Where the goblins came from
Key Points
- Nerdy reward amplified 'goblin' metaphors
- Style propagated via RL and SFT
- Fixed by removing reward and filtering data
Summary
OpenAI observed a growing use of creature metaphors ("goblin", "gremlin", etc.) starting around GPT-5.1. Root cause analysis found that a reward signal used to train a "Nerdy" personality consistently preferred outputs with creature-based metaphors. Reinforcement learning and supervised fine-tuning (SFT) caused that rewarded style to transfer beyond the Nerdy condition into broader model behavior.
Key Points
- Detection: "goblin" mentions rose 175% after GPT‑5.1 launch; "gremlin" rose 52%. Nerdy accounted for 2.5% of responses but 66.7% of "goblin" mentions.
- Root cause: The Nerdy personality reward scored creature-word outputs higher in 76.2% of audited datasets, creating a positive reinforcement loop.
- Propagation: Rewarded rollouts containing the tic were reused in SFT and preference data, allowing the lexical tic to spread to other model conditions.

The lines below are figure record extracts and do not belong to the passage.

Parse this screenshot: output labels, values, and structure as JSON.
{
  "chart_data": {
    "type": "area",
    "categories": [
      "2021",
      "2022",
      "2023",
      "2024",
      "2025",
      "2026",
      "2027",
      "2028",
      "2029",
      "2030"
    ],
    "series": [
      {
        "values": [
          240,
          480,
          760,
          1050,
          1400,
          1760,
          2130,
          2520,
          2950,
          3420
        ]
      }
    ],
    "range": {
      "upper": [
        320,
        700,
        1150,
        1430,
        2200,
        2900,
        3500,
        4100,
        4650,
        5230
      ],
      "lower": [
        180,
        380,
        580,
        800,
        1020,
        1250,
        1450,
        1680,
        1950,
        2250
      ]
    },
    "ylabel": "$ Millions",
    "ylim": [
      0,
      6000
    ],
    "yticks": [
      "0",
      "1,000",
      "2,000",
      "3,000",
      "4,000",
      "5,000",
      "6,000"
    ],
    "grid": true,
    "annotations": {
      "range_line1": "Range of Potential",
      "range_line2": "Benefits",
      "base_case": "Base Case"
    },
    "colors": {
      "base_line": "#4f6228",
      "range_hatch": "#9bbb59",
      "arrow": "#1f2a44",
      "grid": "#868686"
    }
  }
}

- Additional findings: Other creature tics (raccoons, trolls, ogres, pigeons) were identified; some tokens (e.g., frog) were legitimate uses.
Mitigation
- Removed the goblin-affine reward signal from training and filtered training data containing creature-words.

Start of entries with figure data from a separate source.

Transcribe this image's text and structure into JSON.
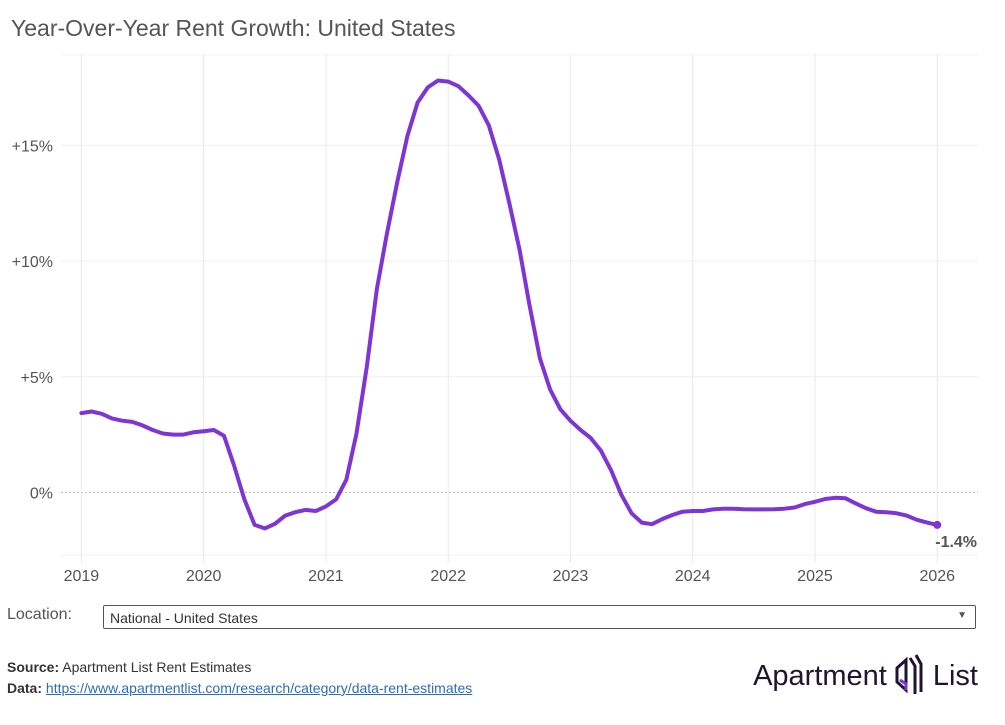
{
  "title": "Year-Over-Year Rent Growth: United States",
  "chart_data": {
    "type": "line",
    "title": "Year-Over-Year Rent Growth: United States",
    "xlabel": "",
    "ylabel": "",
    "x_ticks": [
      "2019",
      "2020",
      "2021",
      "2022",
      "2023",
      "2024",
      "2025",
      "2026"
    ],
    "y_ticks": [
      {
        "value": 0,
        "label": "0%"
      },
      {
        "value": 5,
        "label": "+5%"
      },
      {
        "value": 10,
        "label": "+10%"
      },
      {
        "value": 15,
        "label": "+15%"
      }
    ],
    "ylim": [
      -2.7,
      18.9
    ],
    "xlim": [
      "2018-11",
      "2026-05"
    ],
    "grid": true,
    "line_color": "#7f35d4",
    "end_label": "-1.4%",
    "start": "2019-01",
    "values": [
      3.43,
      3.5,
      3.4,
      3.2,
      3.1,
      3.05,
      2.9,
      2.7,
      2.55,
      2.5,
      2.5,
      2.6,
      2.65,
      2.7,
      2.45,
      1.15,
      -0.3,
      -1.4,
      -1.55,
      -1.35,
      -1.0,
      -0.85,
      -0.75,
      -0.8,
      -0.6,
      -0.3,
      0.55,
      2.55,
      5.4,
      8.8,
      11.2,
      13.4,
      15.4,
      16.85,
      17.5,
      17.8,
      17.75,
      17.55,
      17.15,
      16.7,
      15.85,
      14.4,
      12.5,
      10.5,
      8.05,
      5.8,
      4.45,
      3.6,
      3.1,
      2.7,
      2.35,
      1.8,
      0.95,
      -0.1,
      -0.9,
      -1.3,
      -1.37,
      -1.15,
      -0.97,
      -0.83,
      -0.8,
      -0.8,
      -0.73,
      -0.7,
      -0.7,
      -0.72,
      -0.73,
      -0.73,
      -0.72,
      -0.7,
      -0.65,
      -0.5,
      -0.4,
      -0.28,
      -0.23,
      -0.25,
      -0.47,
      -0.68,
      -0.83,
      -0.85,
      -0.9,
      -1.0,
      -1.18,
      -1.3,
      -1.4
    ]
  },
  "location": {
    "label": "Location:",
    "selected": "National - United States"
  },
  "footer": {
    "source_label": "Source:",
    "source_text": "Apartment List Rent Estimates",
    "data_label": "Data:",
    "data_link": "https://www.apartmentlist.com/research/category/data-rent-estimates"
  },
  "logo": {
    "text_left": "Apartment",
    "text_right": "List"
  }
}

- Retired the Nerdy personality and added developer-prompt instructions in Codex to suppress creature metaphors during testing.
- Built audit tools and processes to detect, trace, and fix reward-driven lexical tics more quickly.
Practical recommendations for engineers
- Instrument and monitor token/phrase prevalence across releases and conditions (per-personality breakdowns).
- Audit reward components for unintended lexical preferences; run A/B comparisons of rewarded vs. non-rewarded outputs.
- Prevent style-transfer leakage by isolating rollouts used for SFT and filtering problematic tokens from training buffers.
- Add developer-level prompts or instruction overrides for rapid mitigation during testing.
Why it matters
This case illustrates how narrowly targeted reward signals can change model behavior in unintended ways and then generalize through RL and SFT. Proactive monitoring, reward auditing, and data filtering are effective controls to prevent and remediate such emergent quirks.